島左近は漢気溢れる人物で、三成が所領の半分近い1万5千石で召し抱えてくれたことにより、生涯三成に尽くすことを誓った。その後三成は佐和山城19万4千石の大名となったわけだが、その際三成は左近の所領も増やそうとした。だが左近は自分に1万5千石以上は必要ないと言い、その代わりもっと多くの兵を雇い石田軍を強化なものにしてくれと申し出た。左近とはこのように、意気に感じた相手にはとことん尽くせる漢気溢れる人物だったのだ。

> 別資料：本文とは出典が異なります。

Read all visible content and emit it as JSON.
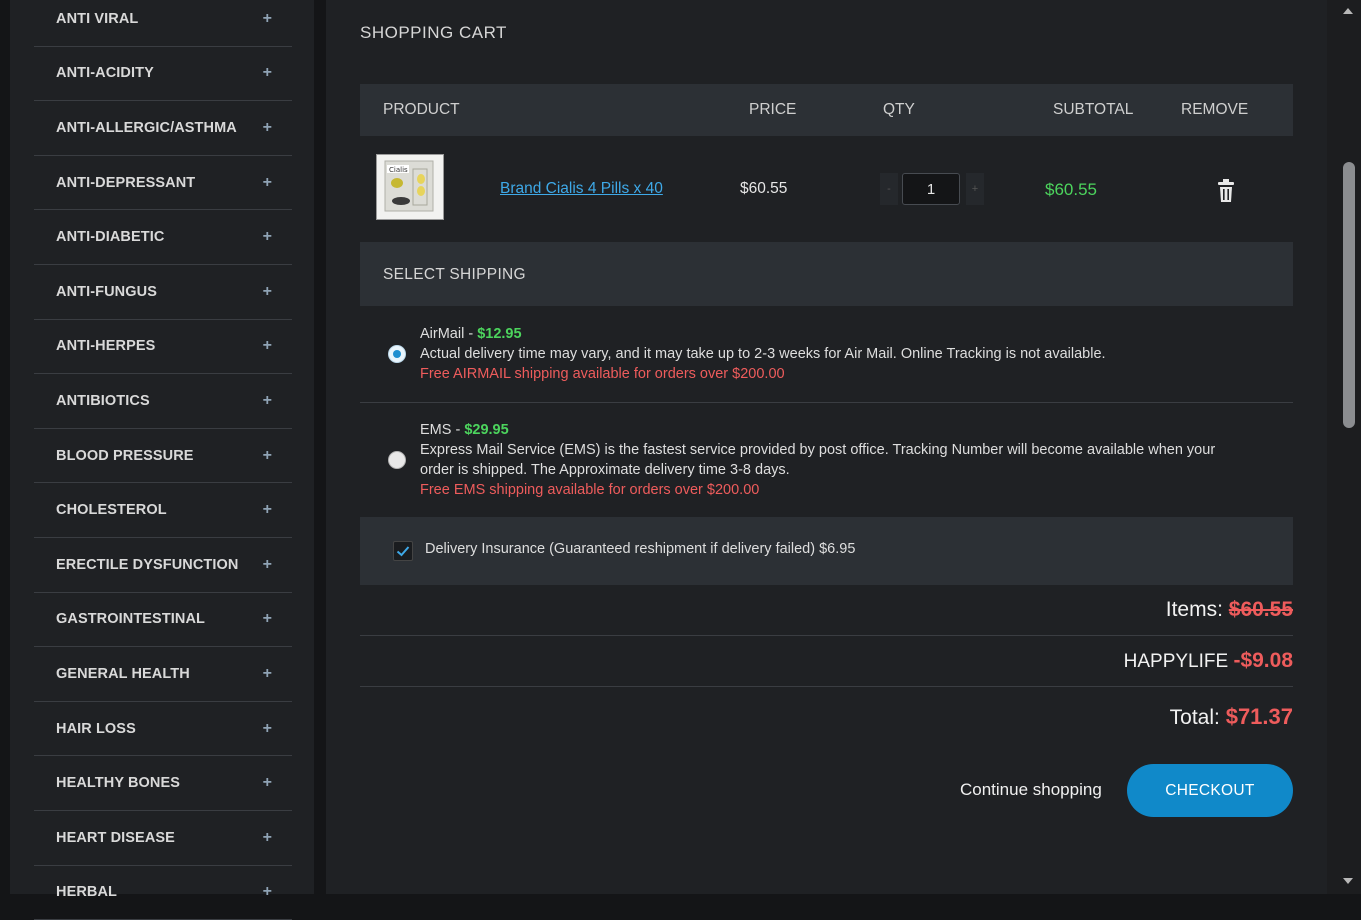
{
  "sidebar": {
    "categories": [
      {
        "label": "ANTI VIRAL"
      },
      {
        "label": "ANTI-ACIDITY"
      },
      {
        "label": "ANTI-ALLERGIC/ASTHMA"
      },
      {
        "label": "ANTI-DEPRESSANT"
      },
      {
        "label": "ANTI-DIABETIC"
      },
      {
        "label": "ANTI-FUNGUS"
      },
      {
        "label": "ANTI-HERPES"
      },
      {
        "label": "ANTIBIOTICS"
      },
      {
        "label": "BLOOD PRESSURE"
      },
      {
        "label": "CHOLESTEROL"
      },
      {
        "label": "ERECTILE DYSFUNCTION"
      },
      {
        "label": "GASTROINTESTINAL"
      },
      {
        "label": "GENERAL HEALTH"
      },
      {
        "label": "HAIR LOSS"
      },
      {
        "label": "HEALTHY BONES"
      },
      {
        "label": "HEART DISEASE"
      },
      {
        "label": "HERBAL"
      }
    ],
    "expand_symbol": "+"
  },
  "cart": {
    "title": "SHOPPING CART",
    "columns": {
      "product": "PRODUCT",
      "price": "PRICE",
      "qty": "QTY",
      "subtotal": "SUBTOTAL",
      "remove": "REMOVE"
    },
    "items": [
      {
        "name": "Brand Cialis 4 Pills x 40",
        "price": "$60.55",
        "qty": "1",
        "subtotal": "$60.55",
        "qty_minus": "-",
        "qty_plus": "+",
        "image_icon": "pill-box-thumbnail"
      }
    ]
  },
  "shipping": {
    "title": "SELECT SHIPPING",
    "options": [
      {
        "name": "AirMail - ",
        "price": "$12.95",
        "selected": true,
        "description": "Actual delivery time may vary, and it may take up to 2-3 weeks for Air Mail. Online Tracking is not available.",
        "free_note": "Free AIRMAIL shipping available for orders over $200.00"
      },
      {
        "name": "EMS - ",
        "price": "$29.95",
        "selected": false,
        "description_line1": "Express Mail Service (EMS) is the fastest service provided by post office. Tracking Number will become available when your",
        "description_line2": "order is shipped. The Approximate delivery time 3-8 days.",
        "free_note": "Free EMS shipping available for orders over $200.00"
      }
    ],
    "insurance": {
      "checked": true,
      "label": "Delivery Insurance (Guaranteed reshipment if delivery failed) $6.95"
    }
  },
  "totals": {
    "items_label": "Items: ",
    "items_value": "$60.55",
    "coupon_code": "HAPPYLIFE ",
    "discount": "-$9.08",
    "total_label": "Total: ",
    "total_value": "$71.37"
  },
  "actions": {
    "continue_label": "Continue shopping",
    "checkout_label": "CHECKOUT"
  },
  "colors": {
    "accent": "#1089c9",
    "green": "#4cd45d",
    "red": "#ee5c5c",
    "link": "#3ea9e8"
  }
}
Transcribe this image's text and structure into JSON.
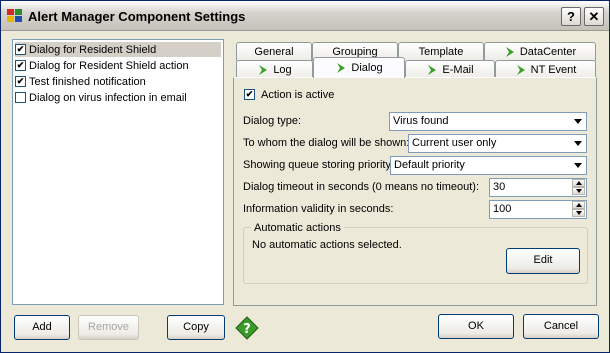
{
  "window": {
    "title": "Alert Manager Component Settings",
    "help_glyph": "?",
    "close_glyph": "✕"
  },
  "left_list": {
    "items": [
      {
        "label": "Dialog for Resident Shield",
        "checked": true,
        "selected": true
      },
      {
        "label": "Dialog for Resident Shield action",
        "checked": true,
        "selected": false
      },
      {
        "label": "Test finished notification",
        "checked": true,
        "selected": false
      },
      {
        "label": "Dialog on virus infection in email",
        "checked": false,
        "selected": false
      }
    ]
  },
  "left_buttons": {
    "add": "Add",
    "remove": "Remove",
    "copy": "Copy"
  },
  "tabs": {
    "row1": [
      "General",
      "Grouping",
      "Template",
      "DataCenter"
    ],
    "row2": [
      "Log",
      "Dialog",
      "E-Mail",
      "NT Event"
    ],
    "active": "Dialog"
  },
  "dialog_tab": {
    "action_active_label": "Action is active",
    "action_active_checked": true,
    "dialog_type_label": "Dialog type:",
    "dialog_type_value": "Virus found",
    "shown_to_label": "To whom the dialog will be shown:",
    "shown_to_value": "Current user only",
    "queue_priority_label": "Showing queue storing priority:",
    "queue_priority_value": "Default priority",
    "timeout_label": "Dialog timeout in seconds (0 means no timeout):",
    "timeout_value": "30",
    "validity_label": "Information validity in seconds:",
    "validity_value": "100",
    "auto_actions_title": "Automatic actions",
    "auto_actions_text": "No automatic actions selected.",
    "edit_button": "Edit"
  },
  "bottom_buttons": {
    "ok": "OK",
    "cancel": "Cancel"
  },
  "icons": {
    "app": "alert-manager-icon",
    "tab_marker": "green-arrow-icon",
    "help": "green-help-icon"
  }
}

「三成に過ぎたるものが二つあり、島の左近と佐和山の城」という唄が当時巷で流行っていたようだ。これは文字通り、島左近と佐和山城は三成にはもったいない、と皮肉った歌詞だ。だが本当にこれが戦国時代に唄われていたのだろうか。これも恐らく江戸時代に捏造されたものなのだろう。

関ヶ原以前に於いて、三成を悪く思っているのは豊臣家のいわゆる武断派(加藤清正、福島正則、黒田長政など槍働きを得意とした武将たち)だけだったと言う。そう考えるとこの唄も、恐らく関ヶ原後の江戸時代の創り話なのではないだろうか。この唄については『古今武家盛衰記』という作者不明の古文書に記されており、恐らくは江戸時代後期に書かれたものだと思われる。

関ヶ原で三成は敗れてしまうわけだが、戦場から無事逃げ出すため命を張ったのが島左近だった。とにかくまずは三成を無地戦場から逃がそうと、左近は自ら先頭に立って黒田長政勢と戦った。だが最期は黒田勢の鉄砲で蜂の巣とされてしまい、壮絶な討ち死にを遂げてしまう。

左近としてはこの直前に家康暗殺に失敗しているため、それを挽回するためにも死に場所を探していたのだろう。西軍を何とか立て直すというよりは、左近の最期の行動は自ら華々しく散ることを優先に考えられていたように感じる。もし左近がもっと策を巡らすことができれば、西軍があそこまで総崩れになることはなかったのかもしれない。そして家康暗殺がもし成功していたら、関ヶ原の戦いが起こることもまたなかったのかもしれない。